Inside the Oak Long Bar at the Fairmont Copley Plaza, runners, race officials, agents, coaches, and spectators ate postrace meals and watched televisions with the latest news on the blasts at the Boston Marathon finish. The hotel serves as the Marathon’s race headquarters and annually becomes a popular postrace gathering place for elite runners and their support teams.
The Oak Long Bar bustled Monday afternoon, but the mood was somber. Runners at the restaurant and in the lobby talked about what happened, tried to fathom what it all meant for marathons, for major sports events, for large public gatherings.
“I’ve lost sleep over the fact that you have 52 miles of open roadway, 26 on each side,” said Guy Morse, who served as Boston Marathon race director from 1985-2000 and BAA executive director from 2000-2010. “That’s the way I looked at it.
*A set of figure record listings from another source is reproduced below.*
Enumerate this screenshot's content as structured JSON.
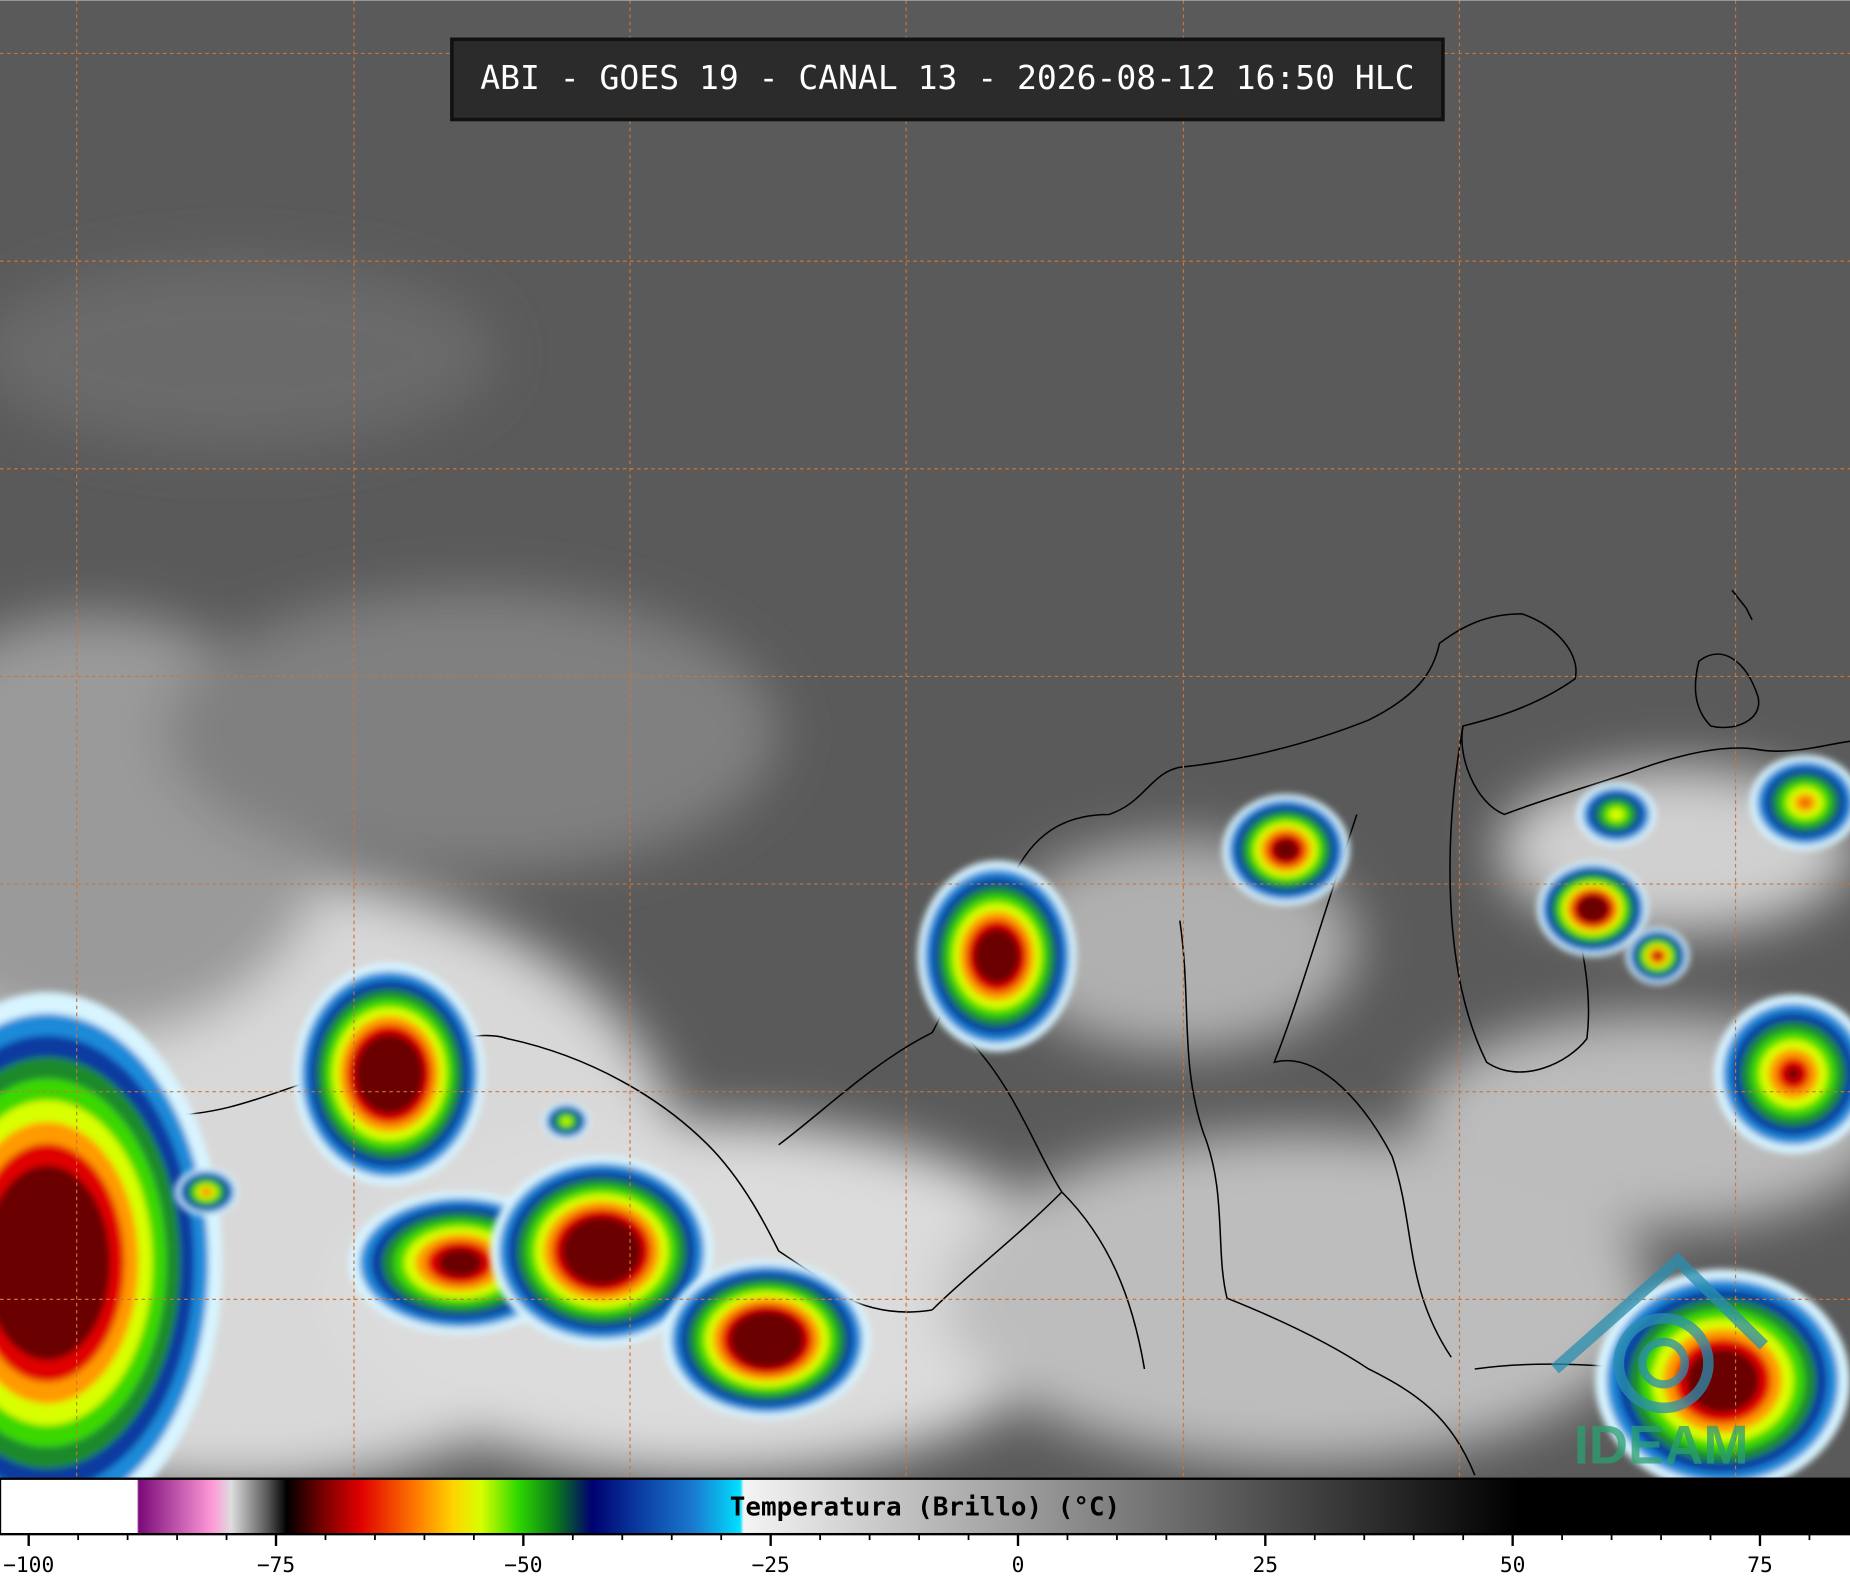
{
  "header": {
    "title": "ABI - GOES 19 - CANAL 13 - 2026-08-12 16:50 HLC"
  },
  "colorbar": {
    "label": "Temperatura (Brillo) (°C)",
    "range": [
      -102.9,
      84.1
    ],
    "ticks": [
      {
        "value": -100,
        "label": "−100"
      },
      {
        "value": -75,
        "label": "−75"
      },
      {
        "value": -50,
        "label": "−50"
      },
      {
        "value": -25,
        "label": "−25"
      },
      0,
      25,
      50,
      75
    ]
  },
  "logo": "IDEAM"
}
You look at both sides of the road, as well as the course itself. It is impossible to secure it to the extent necessary. So, it has significant ramifications for major events.
“From the Olympics on down, we’re all in the same mode of providing as effective a security net as we can for runners and spectators.”
Certainly, the two Boylston Street bombings forever will change the Boston Marathon. The 117th edition of the race will be remembered for what happened in the finish area, the deaths and countless injuries. The future will bring tighter security in Boston and at marathons around the world, though security always has been a pressing concern for all marathon organizers.